Representatives from Fort Irwin, Fort Bragg, Fort Riley, Fort Sill, Schofield Barracks, Aberdeen Proving Grounds, and the U.S. Army Reserve 99th Readiness Division attended the inaugural Fusion Directorate Course. In addition, representatives of the Army’s People First Task Force also attended the workshop and provided valuable insight and instruction on Fusion Directorate specific content and procedures.
Col. Erica Cameron of the Army People First Task Force and lead for the Fusion Directorate pilot explained that Fusion Directorates provide a victim-centered model aimed to increase accountability, transparency and efficiency by coordinating care providers, investigators and criminal prosecutors under a single directorate. “The Fusion Directorates will enable victim advocates and other support providers to maximize their efforts and keep victims better informed at each step of an emotional and complex process,” she said.
Barbara Garber, Licensed Specialist Clinical Social Work (LSCSW) and Fusion Director/Lead Sexual Assault Response Coordinator (SARC) for First Infantry Division at Fort Riley Kansas was one of the first ten SHARP professionals to participate in the Fusion Directorate pilot. She believes that the Fusion Directorates will improve the Army’s ability to provide the best care for victims.

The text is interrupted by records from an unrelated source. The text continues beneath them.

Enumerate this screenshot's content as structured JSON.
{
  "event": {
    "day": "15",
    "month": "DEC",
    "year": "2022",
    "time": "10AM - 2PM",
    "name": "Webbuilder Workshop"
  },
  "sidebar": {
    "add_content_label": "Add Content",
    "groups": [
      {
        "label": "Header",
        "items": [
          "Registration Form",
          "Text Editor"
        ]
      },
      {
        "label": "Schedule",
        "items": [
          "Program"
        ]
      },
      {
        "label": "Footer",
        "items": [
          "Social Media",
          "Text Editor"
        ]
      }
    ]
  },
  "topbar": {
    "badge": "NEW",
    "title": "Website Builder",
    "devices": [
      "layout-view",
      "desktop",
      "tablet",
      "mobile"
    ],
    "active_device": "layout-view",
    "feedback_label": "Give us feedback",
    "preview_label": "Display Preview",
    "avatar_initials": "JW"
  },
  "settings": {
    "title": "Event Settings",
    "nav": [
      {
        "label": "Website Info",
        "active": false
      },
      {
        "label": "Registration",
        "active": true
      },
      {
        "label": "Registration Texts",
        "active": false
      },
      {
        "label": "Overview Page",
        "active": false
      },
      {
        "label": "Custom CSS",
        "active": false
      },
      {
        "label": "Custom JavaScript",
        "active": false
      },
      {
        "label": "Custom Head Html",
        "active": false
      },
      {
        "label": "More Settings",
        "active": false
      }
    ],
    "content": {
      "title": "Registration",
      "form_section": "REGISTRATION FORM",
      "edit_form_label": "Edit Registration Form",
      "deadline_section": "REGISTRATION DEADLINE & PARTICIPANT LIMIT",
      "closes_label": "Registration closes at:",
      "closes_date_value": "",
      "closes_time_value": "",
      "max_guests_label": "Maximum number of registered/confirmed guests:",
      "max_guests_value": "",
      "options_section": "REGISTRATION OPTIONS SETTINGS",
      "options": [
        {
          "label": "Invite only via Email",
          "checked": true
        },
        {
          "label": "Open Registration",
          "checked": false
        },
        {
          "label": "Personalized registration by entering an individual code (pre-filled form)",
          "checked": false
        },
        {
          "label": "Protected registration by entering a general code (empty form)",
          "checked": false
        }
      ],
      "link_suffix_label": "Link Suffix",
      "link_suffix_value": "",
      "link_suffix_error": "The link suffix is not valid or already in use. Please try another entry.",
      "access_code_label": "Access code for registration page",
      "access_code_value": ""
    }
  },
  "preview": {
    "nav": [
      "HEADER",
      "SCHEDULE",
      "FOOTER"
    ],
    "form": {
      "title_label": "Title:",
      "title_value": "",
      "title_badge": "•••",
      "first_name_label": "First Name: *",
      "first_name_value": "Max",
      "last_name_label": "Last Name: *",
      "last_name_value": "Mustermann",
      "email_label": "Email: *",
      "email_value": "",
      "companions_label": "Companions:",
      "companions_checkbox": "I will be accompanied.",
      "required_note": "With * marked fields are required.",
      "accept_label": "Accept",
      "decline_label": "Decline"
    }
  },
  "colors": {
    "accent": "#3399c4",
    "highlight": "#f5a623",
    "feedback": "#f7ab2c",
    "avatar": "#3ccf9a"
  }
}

“The Fusion is about inclusivity and a team approach,” Garber said. “In assigning the VA/SARC as part of a cadre to the Fusion Directorate, a victim will have more options to incorporate the no wrong door approach and may feel more comfortable to report outside their brigade [or unit of assignment].”
Sgt. 1st Class Wesley Buhr, Deputy Director for the Pilot Program and the current Assistant SHARP Program Manager for Headquarters, 25th Infantry Division and U.S. Army Hawaii, believes the new training provided at the SHARP Academy builds on the foundation of training already received by Sexual Assault Response Coordinators and Victim Advocates.
“I gained better insight on how to coordinate with multiple agencies in support of a common goal,” Buhr said. “It also helped sharpen my executive level communication skills when working with Army senior leaders.”
Jodee Watters, Director of the Fusion Directorate for United States Army Hawaii, said the training and the new pilot program would improve her ability to provide support to victims of sexual assault and sexual harassment. “I am always seeking ways to improve care for those we serve,” Watters said. “I appreciate the ability to attend a course that was set up specifically to give us success with our mission. We attended before launch and that is invaluable to the way ahead.”
According to Sims, the SHARP Academy had about 14 weeks to plan, design and develop the pilot course. “Typically it will take at least 12 months to develop a new course,” she said.
Sims said the SHARP Academy surveyed the students on each day of the class to get feedback on how they felt the class was going and to assess the topics covered.
“Overall, the survey results were really good and the students felt the material taught was appropriate and would help them to be more successful in their jobs at the Fusion Directorate sites,” she said.
The SHARP Academy is using the data from survey results to modify the training slightly for the next iteration of the course, which will tentatively occur in first quarter of FY 23.